Ordem de aplicação: Se houver mais de uma causa, a jurisprudência orienta que se aplique primeiro as causas de diminuição e depois as de aumento, ou vice-versa? Não há regra absoluta; o importante é que o cálculo seja feito de forma transparente e fundamentada. A doutrina majoritária e a prática forense aplicam primeiro as diminuições e depois os aumentos, para evitar distorções (aplicar aumento sobre um valor menor).

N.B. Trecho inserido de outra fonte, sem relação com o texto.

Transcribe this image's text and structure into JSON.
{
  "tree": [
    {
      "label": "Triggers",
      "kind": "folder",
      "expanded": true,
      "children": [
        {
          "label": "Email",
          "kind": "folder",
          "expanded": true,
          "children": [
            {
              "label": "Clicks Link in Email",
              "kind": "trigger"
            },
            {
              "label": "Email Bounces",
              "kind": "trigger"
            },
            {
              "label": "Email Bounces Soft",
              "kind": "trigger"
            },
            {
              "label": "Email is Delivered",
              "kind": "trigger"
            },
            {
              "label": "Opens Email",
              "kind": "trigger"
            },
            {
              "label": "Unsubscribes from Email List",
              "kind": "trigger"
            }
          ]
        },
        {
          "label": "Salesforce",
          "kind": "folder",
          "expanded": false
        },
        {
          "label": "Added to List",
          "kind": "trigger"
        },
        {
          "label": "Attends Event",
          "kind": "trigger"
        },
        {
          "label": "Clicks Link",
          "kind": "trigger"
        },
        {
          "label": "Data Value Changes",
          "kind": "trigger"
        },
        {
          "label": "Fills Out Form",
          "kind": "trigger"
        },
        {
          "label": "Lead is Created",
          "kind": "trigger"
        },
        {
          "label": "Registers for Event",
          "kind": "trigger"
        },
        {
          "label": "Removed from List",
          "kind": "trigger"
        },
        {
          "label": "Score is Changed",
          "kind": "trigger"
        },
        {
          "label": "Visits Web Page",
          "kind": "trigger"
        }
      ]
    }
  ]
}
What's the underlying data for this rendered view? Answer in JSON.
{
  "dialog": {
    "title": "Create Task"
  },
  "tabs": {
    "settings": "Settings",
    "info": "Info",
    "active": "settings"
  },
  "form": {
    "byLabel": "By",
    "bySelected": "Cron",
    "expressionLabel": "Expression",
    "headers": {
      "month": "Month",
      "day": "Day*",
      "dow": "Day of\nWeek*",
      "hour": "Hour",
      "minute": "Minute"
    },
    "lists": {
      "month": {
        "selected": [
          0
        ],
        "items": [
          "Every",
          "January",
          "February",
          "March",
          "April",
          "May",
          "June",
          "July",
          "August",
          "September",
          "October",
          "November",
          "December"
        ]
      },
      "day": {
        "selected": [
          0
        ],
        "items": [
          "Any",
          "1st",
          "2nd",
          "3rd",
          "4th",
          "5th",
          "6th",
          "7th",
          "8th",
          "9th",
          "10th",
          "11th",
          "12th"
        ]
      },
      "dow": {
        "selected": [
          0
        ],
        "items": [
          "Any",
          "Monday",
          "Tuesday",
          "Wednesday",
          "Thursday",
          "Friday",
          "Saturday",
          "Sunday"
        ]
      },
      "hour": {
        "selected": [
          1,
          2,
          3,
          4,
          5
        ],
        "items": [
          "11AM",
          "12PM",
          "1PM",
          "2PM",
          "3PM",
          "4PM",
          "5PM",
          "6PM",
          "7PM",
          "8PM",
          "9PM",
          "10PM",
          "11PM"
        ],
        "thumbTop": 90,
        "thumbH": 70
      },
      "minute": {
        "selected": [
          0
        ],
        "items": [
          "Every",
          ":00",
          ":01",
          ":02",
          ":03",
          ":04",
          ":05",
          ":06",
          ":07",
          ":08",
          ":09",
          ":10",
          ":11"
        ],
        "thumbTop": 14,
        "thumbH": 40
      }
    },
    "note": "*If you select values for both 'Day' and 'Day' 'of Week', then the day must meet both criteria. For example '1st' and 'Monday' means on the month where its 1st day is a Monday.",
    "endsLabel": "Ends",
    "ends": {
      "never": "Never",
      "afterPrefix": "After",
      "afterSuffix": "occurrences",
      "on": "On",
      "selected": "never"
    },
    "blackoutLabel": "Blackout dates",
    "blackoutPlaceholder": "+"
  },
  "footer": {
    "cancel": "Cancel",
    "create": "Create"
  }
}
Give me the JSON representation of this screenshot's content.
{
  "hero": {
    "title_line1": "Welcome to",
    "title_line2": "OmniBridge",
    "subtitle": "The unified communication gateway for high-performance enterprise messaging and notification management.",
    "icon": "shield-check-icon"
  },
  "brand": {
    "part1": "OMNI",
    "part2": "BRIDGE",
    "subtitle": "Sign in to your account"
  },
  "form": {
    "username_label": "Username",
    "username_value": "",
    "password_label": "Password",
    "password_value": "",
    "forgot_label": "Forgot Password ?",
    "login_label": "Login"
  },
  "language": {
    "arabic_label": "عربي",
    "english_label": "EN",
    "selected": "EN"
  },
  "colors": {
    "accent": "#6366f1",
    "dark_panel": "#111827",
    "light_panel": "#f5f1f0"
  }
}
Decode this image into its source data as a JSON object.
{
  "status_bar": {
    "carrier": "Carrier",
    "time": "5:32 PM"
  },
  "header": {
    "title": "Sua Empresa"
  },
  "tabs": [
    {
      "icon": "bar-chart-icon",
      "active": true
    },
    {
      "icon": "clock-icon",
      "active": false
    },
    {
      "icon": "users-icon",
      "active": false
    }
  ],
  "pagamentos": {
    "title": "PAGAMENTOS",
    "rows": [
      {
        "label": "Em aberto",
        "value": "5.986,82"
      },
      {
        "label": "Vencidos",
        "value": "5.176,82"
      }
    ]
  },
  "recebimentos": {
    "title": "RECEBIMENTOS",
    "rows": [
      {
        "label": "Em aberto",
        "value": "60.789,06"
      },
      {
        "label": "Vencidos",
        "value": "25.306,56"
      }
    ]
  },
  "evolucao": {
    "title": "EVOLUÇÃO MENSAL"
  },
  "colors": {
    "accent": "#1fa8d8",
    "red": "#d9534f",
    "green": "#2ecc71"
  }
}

1.2 Concurso de causas de aumento e diminuição
O art. 68, parágrafo único, do CP estabelece: “No concurso de causas de aumento ou de diminuição previstas na parte especial, pode o juiz limitar-se a um só aumento ou a uma só diminuição, prevalecendo, todavia, a causa que mais aumente ou diminua.”
A interpretação desse dispositivo gerou duas correntes:
Corrente da exasperação: o juiz aplica apenas a causa que mais aumenta ou que mais diminui, desprezando as demais.
Corrente da cumulação: o juiz pode aplicar sucessivamente todas as causas, desde que não haja bis in idem e que a pena final não ultrapasse os limites legais.
A jurisprudência do STJ firmou-se no sentido de que, em regra, deve-se aplicar a exasperação (prevalecendo a causa que mais aumenta ou diminui), mas é possível a cumulação quando as causas são autônomas e incidem sobre aspectos diversos, desde que isso não configure bis in idem e esteja devidamente fundamentado.
Súmula 443 do STJ: “O aumento na terceira fase de aplicação da pena no crime de roubo circunstanciado exige fundamentação concreta, não sendo suficiente para a sua exasperação a mera indicação do número de majorantes.”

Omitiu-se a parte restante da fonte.